Several times this week, someone has told me what they write, how long they’ve been writing, and how much they love writing. They’ve finished a first draft, edited it once or twice, then deemed it ready for publication. They ask me where they can send their writing, as if that were just an afterthought, and that I kept a list of markets who always take work exactly like they write.
It’s like just being able to write complete sentences makes you a professional writer.
To be marketable, you have to define who you write for, and you need to stand heads and shoulders above others. That doesn’t mean just to readers. You also have to cater to who will print your work. Where are they? Who are the good ones? Who are the approachable ones? How do you pitch to them?
There is a symbiotic relationship required with taking writing seriously. You have to please yourself, hit a sweet spot with readers, and impress a publisher. Let’s say you skip the publisher aspect and self-publish. That’s fine if you’ve done tons of homework on the success of traditional authors. You read tons of books. You study websites. You study publishers and what they deem marketable. Because you want everyone not to be able to tell the difference between indie publishing and traditional.
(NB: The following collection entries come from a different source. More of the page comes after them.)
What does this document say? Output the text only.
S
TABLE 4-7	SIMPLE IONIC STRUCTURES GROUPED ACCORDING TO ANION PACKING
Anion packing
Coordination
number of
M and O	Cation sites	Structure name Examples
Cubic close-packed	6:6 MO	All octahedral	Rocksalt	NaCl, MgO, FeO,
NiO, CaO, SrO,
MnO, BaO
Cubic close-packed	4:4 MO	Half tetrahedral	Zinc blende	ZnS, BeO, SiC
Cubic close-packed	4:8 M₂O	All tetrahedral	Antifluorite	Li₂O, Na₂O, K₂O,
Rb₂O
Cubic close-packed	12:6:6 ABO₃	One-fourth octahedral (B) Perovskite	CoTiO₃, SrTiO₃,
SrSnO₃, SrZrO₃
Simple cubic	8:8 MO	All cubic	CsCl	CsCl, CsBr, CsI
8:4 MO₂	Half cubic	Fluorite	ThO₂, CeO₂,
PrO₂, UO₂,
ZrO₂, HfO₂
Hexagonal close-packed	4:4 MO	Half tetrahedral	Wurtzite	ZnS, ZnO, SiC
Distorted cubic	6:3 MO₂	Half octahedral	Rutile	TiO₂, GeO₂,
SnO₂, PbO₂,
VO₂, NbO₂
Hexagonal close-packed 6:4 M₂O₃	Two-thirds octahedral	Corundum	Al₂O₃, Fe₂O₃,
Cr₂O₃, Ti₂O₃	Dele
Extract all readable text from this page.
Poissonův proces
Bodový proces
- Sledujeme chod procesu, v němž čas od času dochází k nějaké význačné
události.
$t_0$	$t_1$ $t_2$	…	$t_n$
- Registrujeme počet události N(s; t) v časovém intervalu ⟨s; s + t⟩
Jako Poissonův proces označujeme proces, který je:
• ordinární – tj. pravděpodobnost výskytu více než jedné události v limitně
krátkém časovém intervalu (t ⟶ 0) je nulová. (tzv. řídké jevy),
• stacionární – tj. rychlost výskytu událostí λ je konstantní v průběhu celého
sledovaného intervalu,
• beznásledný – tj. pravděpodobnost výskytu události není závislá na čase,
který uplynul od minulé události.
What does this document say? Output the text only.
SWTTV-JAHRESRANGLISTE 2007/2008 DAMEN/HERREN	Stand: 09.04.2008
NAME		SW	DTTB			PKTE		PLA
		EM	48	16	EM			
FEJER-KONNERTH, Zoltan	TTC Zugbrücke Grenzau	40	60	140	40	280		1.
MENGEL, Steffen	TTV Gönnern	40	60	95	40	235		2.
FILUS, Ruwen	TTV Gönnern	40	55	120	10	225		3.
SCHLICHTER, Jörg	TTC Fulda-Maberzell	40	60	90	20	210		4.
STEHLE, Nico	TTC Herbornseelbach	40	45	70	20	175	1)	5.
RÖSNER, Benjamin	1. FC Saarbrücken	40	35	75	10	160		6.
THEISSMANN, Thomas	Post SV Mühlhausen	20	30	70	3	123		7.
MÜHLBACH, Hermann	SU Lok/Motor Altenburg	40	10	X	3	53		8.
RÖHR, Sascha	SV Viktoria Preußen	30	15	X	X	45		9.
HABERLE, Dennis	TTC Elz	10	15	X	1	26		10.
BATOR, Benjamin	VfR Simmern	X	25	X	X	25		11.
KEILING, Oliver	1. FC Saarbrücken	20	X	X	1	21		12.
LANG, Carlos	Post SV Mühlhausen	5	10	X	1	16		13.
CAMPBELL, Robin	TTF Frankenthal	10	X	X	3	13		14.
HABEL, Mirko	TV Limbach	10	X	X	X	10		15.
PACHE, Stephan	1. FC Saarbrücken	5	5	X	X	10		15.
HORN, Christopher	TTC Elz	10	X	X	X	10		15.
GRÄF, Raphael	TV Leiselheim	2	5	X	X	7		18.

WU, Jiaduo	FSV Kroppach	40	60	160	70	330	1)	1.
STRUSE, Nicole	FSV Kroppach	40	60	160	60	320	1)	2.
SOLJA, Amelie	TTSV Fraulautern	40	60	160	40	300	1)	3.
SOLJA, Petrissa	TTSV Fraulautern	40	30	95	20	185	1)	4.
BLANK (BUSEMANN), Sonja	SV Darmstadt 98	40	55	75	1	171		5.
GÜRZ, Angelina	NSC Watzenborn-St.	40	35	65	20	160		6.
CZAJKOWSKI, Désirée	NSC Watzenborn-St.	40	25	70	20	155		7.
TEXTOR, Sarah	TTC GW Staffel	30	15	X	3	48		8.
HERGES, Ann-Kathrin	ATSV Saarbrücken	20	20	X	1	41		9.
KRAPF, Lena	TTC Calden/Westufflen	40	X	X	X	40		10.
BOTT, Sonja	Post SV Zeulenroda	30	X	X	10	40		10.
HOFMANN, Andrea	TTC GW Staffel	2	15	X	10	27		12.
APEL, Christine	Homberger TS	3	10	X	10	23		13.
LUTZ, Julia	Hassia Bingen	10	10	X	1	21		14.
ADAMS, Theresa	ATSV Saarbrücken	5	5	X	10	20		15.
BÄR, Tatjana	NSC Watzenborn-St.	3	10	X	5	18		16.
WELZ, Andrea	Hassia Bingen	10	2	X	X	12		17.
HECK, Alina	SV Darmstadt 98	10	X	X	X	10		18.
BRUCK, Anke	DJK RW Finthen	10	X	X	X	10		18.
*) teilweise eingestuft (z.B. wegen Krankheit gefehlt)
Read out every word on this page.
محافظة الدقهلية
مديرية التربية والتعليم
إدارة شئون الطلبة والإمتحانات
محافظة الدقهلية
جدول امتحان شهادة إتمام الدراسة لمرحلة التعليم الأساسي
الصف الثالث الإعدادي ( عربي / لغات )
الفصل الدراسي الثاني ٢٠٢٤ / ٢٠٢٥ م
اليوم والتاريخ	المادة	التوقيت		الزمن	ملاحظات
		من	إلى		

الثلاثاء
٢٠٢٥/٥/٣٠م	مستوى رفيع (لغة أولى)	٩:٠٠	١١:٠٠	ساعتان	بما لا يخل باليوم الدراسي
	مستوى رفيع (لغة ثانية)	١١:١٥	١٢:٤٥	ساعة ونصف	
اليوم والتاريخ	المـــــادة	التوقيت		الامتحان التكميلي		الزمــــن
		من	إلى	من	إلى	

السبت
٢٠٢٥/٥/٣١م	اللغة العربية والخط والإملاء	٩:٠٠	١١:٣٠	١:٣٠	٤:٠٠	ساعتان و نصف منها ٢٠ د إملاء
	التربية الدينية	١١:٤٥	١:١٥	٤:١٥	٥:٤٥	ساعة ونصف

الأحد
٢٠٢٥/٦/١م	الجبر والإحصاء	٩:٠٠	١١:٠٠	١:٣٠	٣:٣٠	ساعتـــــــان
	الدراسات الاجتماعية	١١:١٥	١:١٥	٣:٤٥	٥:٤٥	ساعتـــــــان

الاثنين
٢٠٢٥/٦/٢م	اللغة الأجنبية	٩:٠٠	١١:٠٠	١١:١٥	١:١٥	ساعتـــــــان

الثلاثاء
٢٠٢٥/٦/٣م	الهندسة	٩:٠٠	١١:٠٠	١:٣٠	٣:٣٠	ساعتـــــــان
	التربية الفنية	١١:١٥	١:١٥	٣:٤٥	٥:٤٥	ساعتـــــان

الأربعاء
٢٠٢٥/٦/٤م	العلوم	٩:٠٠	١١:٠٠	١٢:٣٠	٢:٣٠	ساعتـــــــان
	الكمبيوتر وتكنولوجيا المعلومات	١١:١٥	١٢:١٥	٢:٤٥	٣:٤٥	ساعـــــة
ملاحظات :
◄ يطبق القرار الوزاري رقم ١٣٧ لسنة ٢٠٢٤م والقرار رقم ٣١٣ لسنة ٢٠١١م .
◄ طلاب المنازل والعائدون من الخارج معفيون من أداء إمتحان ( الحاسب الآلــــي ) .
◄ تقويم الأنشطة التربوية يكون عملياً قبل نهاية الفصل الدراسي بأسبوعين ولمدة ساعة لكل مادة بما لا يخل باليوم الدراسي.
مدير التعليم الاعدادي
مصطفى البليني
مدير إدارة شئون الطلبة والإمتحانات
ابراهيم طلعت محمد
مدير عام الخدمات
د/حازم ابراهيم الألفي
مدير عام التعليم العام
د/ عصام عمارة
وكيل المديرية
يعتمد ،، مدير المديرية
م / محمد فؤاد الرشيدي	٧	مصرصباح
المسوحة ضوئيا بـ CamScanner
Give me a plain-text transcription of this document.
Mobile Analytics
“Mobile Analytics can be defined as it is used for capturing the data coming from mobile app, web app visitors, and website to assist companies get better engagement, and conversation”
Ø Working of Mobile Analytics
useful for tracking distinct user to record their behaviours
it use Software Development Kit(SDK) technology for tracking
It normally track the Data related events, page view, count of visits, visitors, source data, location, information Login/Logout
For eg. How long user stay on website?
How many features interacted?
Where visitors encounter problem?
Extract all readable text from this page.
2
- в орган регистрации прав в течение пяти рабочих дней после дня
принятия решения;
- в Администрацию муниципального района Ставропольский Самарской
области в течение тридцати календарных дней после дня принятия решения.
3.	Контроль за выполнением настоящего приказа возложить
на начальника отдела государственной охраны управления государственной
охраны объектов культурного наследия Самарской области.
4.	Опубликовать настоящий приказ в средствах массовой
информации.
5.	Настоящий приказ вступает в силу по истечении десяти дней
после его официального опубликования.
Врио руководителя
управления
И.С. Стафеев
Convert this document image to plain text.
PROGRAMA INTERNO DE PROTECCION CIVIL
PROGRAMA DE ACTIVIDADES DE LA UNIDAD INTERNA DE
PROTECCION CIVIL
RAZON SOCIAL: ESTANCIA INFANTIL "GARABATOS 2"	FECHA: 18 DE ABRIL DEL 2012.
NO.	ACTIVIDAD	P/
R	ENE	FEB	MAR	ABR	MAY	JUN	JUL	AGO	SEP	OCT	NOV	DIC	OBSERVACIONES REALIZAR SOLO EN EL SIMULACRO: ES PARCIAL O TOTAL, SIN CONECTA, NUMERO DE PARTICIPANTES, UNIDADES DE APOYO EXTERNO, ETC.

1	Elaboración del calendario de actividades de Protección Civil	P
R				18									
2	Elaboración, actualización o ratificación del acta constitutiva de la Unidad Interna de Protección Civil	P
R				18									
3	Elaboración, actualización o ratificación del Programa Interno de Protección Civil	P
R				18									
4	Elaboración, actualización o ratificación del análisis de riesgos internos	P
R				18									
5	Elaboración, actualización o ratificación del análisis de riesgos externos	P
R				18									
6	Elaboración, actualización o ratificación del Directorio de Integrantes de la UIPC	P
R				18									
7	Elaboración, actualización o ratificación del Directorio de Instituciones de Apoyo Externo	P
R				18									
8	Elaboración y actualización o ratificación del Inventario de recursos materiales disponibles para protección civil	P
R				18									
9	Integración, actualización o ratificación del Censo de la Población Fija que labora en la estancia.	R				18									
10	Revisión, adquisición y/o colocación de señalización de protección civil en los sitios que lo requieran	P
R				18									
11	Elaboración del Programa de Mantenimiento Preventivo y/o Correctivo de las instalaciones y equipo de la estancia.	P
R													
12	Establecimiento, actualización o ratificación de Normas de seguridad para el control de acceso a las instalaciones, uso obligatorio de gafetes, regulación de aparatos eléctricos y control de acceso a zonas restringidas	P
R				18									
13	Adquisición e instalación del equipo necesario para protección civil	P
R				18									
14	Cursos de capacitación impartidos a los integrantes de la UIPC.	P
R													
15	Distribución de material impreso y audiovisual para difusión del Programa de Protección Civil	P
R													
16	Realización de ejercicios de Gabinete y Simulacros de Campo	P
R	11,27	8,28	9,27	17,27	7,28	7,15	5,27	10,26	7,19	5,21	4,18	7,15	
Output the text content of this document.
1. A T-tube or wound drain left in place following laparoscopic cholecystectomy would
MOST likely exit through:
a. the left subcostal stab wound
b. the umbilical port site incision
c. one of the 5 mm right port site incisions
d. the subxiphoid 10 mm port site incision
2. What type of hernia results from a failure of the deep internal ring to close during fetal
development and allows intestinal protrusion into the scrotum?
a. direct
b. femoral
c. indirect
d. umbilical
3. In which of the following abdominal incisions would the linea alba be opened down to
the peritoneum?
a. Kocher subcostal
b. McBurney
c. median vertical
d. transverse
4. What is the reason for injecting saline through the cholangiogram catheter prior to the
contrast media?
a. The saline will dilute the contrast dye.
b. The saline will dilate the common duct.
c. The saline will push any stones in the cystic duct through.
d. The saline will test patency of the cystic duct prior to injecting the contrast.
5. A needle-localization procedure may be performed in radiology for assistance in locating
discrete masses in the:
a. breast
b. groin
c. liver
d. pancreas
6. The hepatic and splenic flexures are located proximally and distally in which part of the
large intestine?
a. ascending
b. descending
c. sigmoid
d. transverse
But if you choose self-publishing, do you want the reader to know you self-published? No. You only want to be noted for writing well and putting a book in reach of the reader. That means you have to match what traditional does, what it looks like, how it sells books.
You think nobody will notice, but they will. Don’t cut corners. Pour yourself into your product as if you had that three-legged stool to be accountable to: a publisher, a reader, and yourself. Don’t make excuses about why you can never be as good as someone else. You are already shortchanging yourself, and readers can tell.